Unfortunately I suspect this might make it tricky to add to the whitelist - I'm guessing that requests are coming in for the IP address directly (rather than some hostname alias) and adding all the IP addresses in the intetionally opaque domain is somewhat infeasible (and dubious from a security perspective even were it feasible).

Bit of a tricky one - I can't think of any practical ways around it, I'm afraid. Maybe someone else has a cunning idea.

thanks for the info. cartroo may well be right, but as a first attempt, whitelisting *.1e100.net doesn't seem like a bad shot. worth a try, anyway?

Hey, I've added it .1e100.net to the whitelist on a trial basis. Does it fix your problem?

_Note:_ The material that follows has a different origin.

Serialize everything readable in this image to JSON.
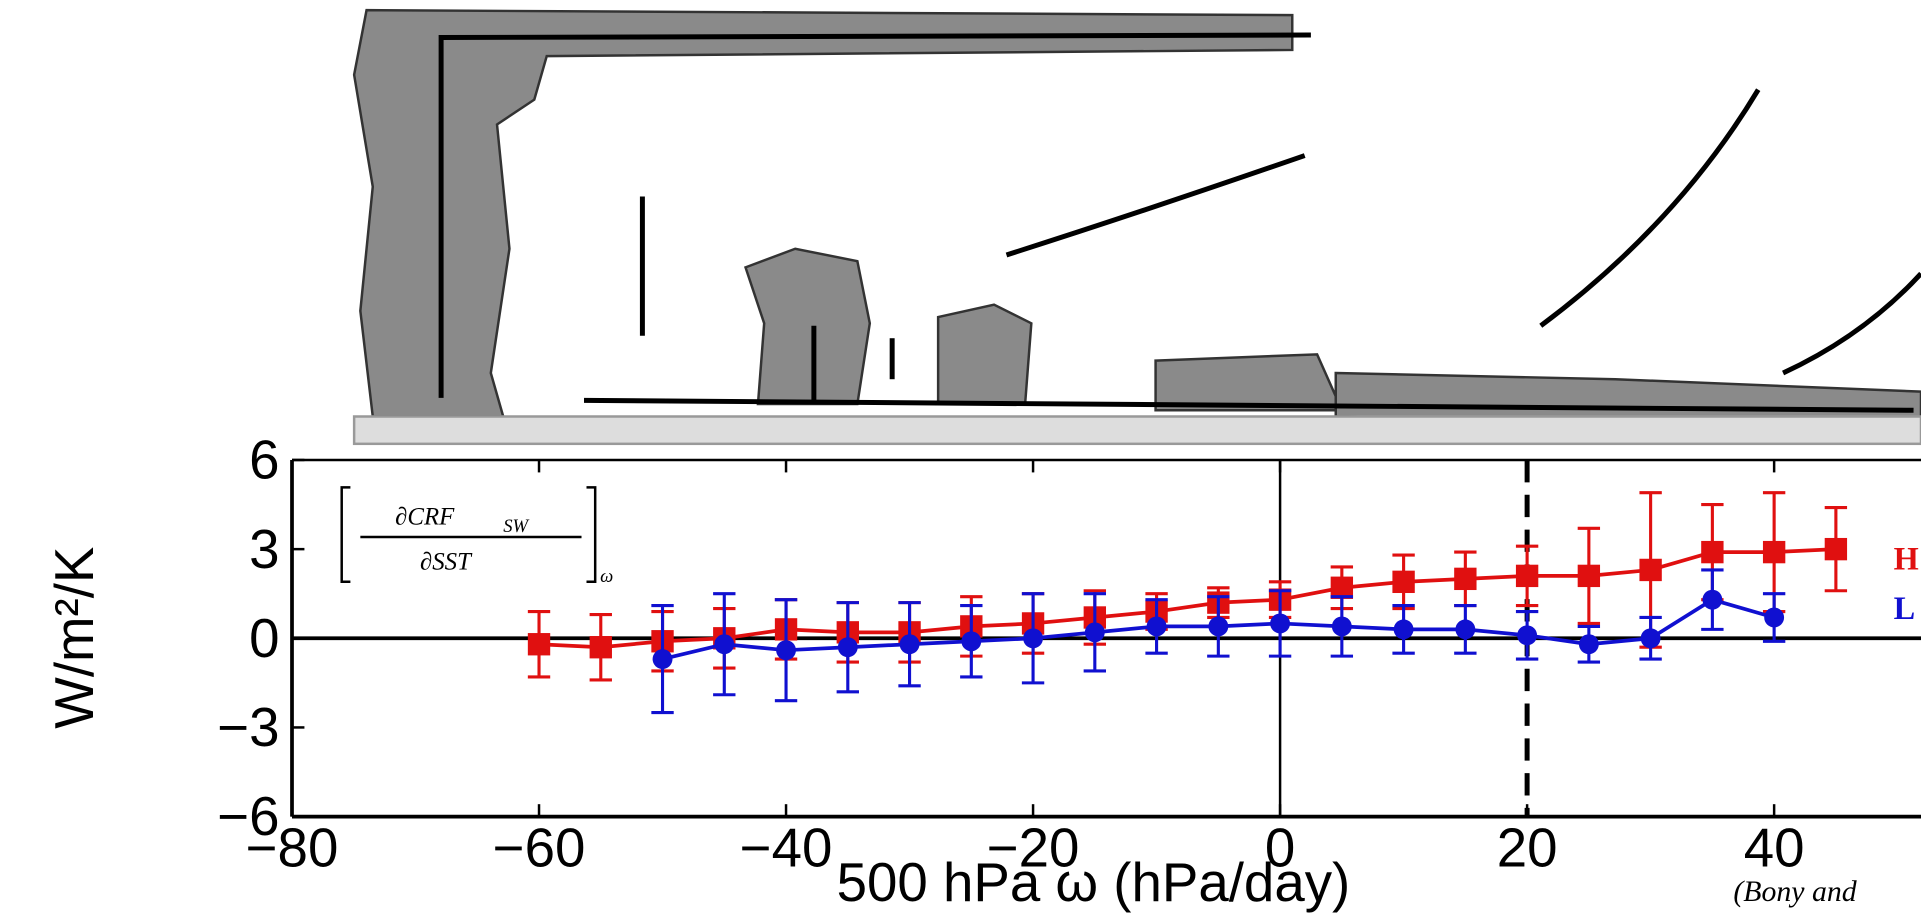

yes, it does. thanks! would it be too much to ask to keep it on the whitelist?

Ah, that's good news - I guess Google must be using hostnames after all, unless the proxy is doing the reverse-lookup on demand. Either way, great to hear it's working!

I guess the only thing now is to consider whether there's anything else in Google's domain that shouldn't be whitelisted (i.e. any blacklist holes to punch in the whitelist)... Although personally I'd be less worried about abuse of Google's services, they've got the resources to protect themselves against that fairly effectively. I doubt any miscreants looking to take on Google would be interested in using infrastructure like PA, they're much more likely to grab themselves a botnet or four.

Not at all! We'll leave it there.

This topic would be perfect for clicking on the transfer to Wiki button that has been discussed.

Absolutely!

@glenn Estoy tratando de automatizar respaldos de la db, pero no he logrado hacerlo. SerĂ­a genial si pudieras compartir tu script para hacer ese respaldo en google drive.

Thanks for the suggestion. We do not have scripts like that ready.